In the fragrance department at Stockmann (a kind of Finnish Macy’s, with an excellent “food court”) the only non-mass-market line was the minimalist and mostly dull Armani Privē. The Finnish furniture icon Artek have a perfume in a similar style made by Comme des Garçons, a crisp frankincense with emphasis on the citric qualities. Superficially at least, it’s a natural pairing with Artek’s blonde wood and spare calm. Elsewhere in Helsinki perfume was hard to come by. Boutiques carried the Comme des Garçons line, if they carried anything at all.  Whenever I smelled perfume in a crowd it was either something clean and mainstream or an ambery, woody snoozer. Finland, it seems, is not perfume country.

Thankfully, Finland also has little patience for scented cleaning products. Not once did I smell my personal kryptonite of musky soaps and shampoos. Nobody smelled like a freshly-body-sprayed teenager. Most things just smelled…quiet. All this olfactory white space made the little things shine brighter: fresh berries in an outdoor market, wood polish, good wool. Everything I smelled with connected to something else. Nothing was scented in vain.

With three days left in Helsinki a vicious head cold killed my sense of smell. Not only was it a crushing bummer to not smell or taste properly, but it really started messing with my equilibrium. Not being able to smell myself was bad enough, but I realized how much I rely on my nose to get my bearings. I felt half-blindfolded walking into a new space. I kept searching around for other input, trying to make sense of where I was, but no dice.

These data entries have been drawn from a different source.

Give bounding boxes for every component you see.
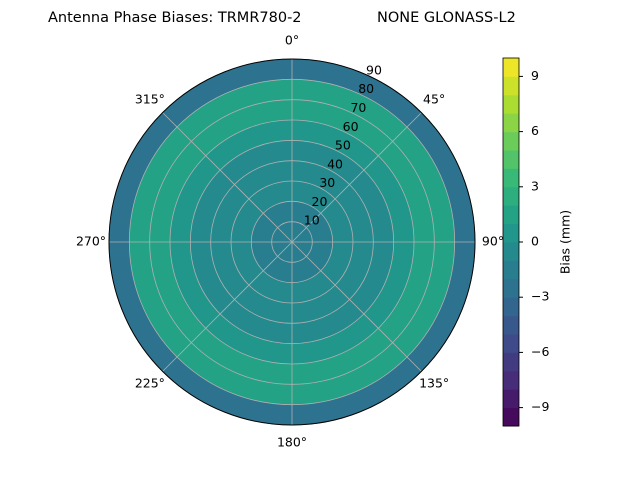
- theta-tick-label: 0°: [285, 33, 299, 48]
- grid-spoke: [162, 112, 293, 243]
- chart-title: Antenna Phase Biases: TRMR780-2: [48, 10, 302, 26]
- colorbar-band: [503, 113, 519, 133]
- colorbar-tick-label: −6: [531, 344, 549, 359]
- theta-tick-label: 135°: [419, 376, 449, 391]
- colorbar-label: Bias (mm): [558, 210, 573, 274]
- r-tick-label: 30: [319, 175, 335, 190]
- colorbar-band: [503, 297, 519, 317]
- colorbar-band: [503, 76, 519, 96]
- chart-subtitle: NONE GLONASS-L2: [377, 10, 516, 26]
- r-tick-label: 10: [304, 213, 320, 228]
- colorbar-band: [503, 278, 519, 298]
- colorbar-band: [503, 131, 519, 151]
- r-tick-label: 20: [312, 194, 328, 209]
- colorbar-band: [503, 242, 519, 261]
- colorbar-tick-label: 0: [531, 234, 539, 249]
- polar-frame: [108, 58, 476, 426]
- colorbar-band: [503, 407, 519, 427]
- theta-tick-label: 180°: [277, 435, 307, 450]
- theta-tick-label: 90°: [482, 234, 504, 249]
- colorbar-band: [503, 389, 519, 409]
- colorbar-band: [503, 94, 519, 114]
- colorbar-band: [503, 58, 519, 77]
- colorbar-band: [503, 150, 519, 169]
- colorbar-band: [503, 315, 519, 335]
- colorbar-tick-label: −3: [531, 289, 549, 304]
- r-tick-label: 80: [358, 81, 374, 96]
- colorbar-band: [503, 370, 519, 390]
- grid-spoke: [291, 241, 422, 372]
- colorbar-tick-label: 9: [531, 68, 539, 83]
- colorbar-band: [503, 260, 519, 280]
- theta-tick-label: 45°: [423, 91, 445, 106]
- theta-tick-label: 270°: [76, 234, 106, 249]
- colorbar-band: [503, 205, 519, 225]
- theta-tick-label: 225°: [135, 376, 165, 391]
- colorbar-band: [503, 223, 519, 243]
- theta-tick-label: 315°: [135, 91, 165, 106]
- colorbar-band: [503, 352, 519, 372]
- colorbar-tick-label: 6: [531, 123, 539, 138]
- colorbar-tick-label: 3: [531, 178, 539, 193]
- colorbar-tick-label: −9: [531, 399, 549, 414]
- colorbar-band: [503, 186, 519, 206]
- colorbar-band: [503, 168, 519, 188]
- grid-spoke: [162, 241, 293, 372]
- r-tick-label: 40: [327, 156, 343, 171]
- r-tick-label: 60: [343, 119, 359, 134]
- r-tick-label: 90: [366, 62, 382, 77]
- grid-spoke: [291, 112, 422, 243]
- r-tick-label: 50: [335, 138, 351, 153]
- colorbar-band: [503, 334, 519, 353]
- r-tick-label: 70: [350, 100, 366, 115]
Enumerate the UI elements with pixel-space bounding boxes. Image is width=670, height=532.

I might as well have been wearing an eye-patch.

In the customs line in Philadelphia International the culture shock was subtle but apparent. Americans are at their most American while waiting in line, and surrounded by my haggard fussy countrypersons, I felt both a little sad and glad to be back. Although certainly comforted by the familiar, I already missed the gentle pace of Finland. Helsinki welcomed me without a second thought, was never less than patient with my loud American West style. There may be a place for me there. Now I just have to earn it.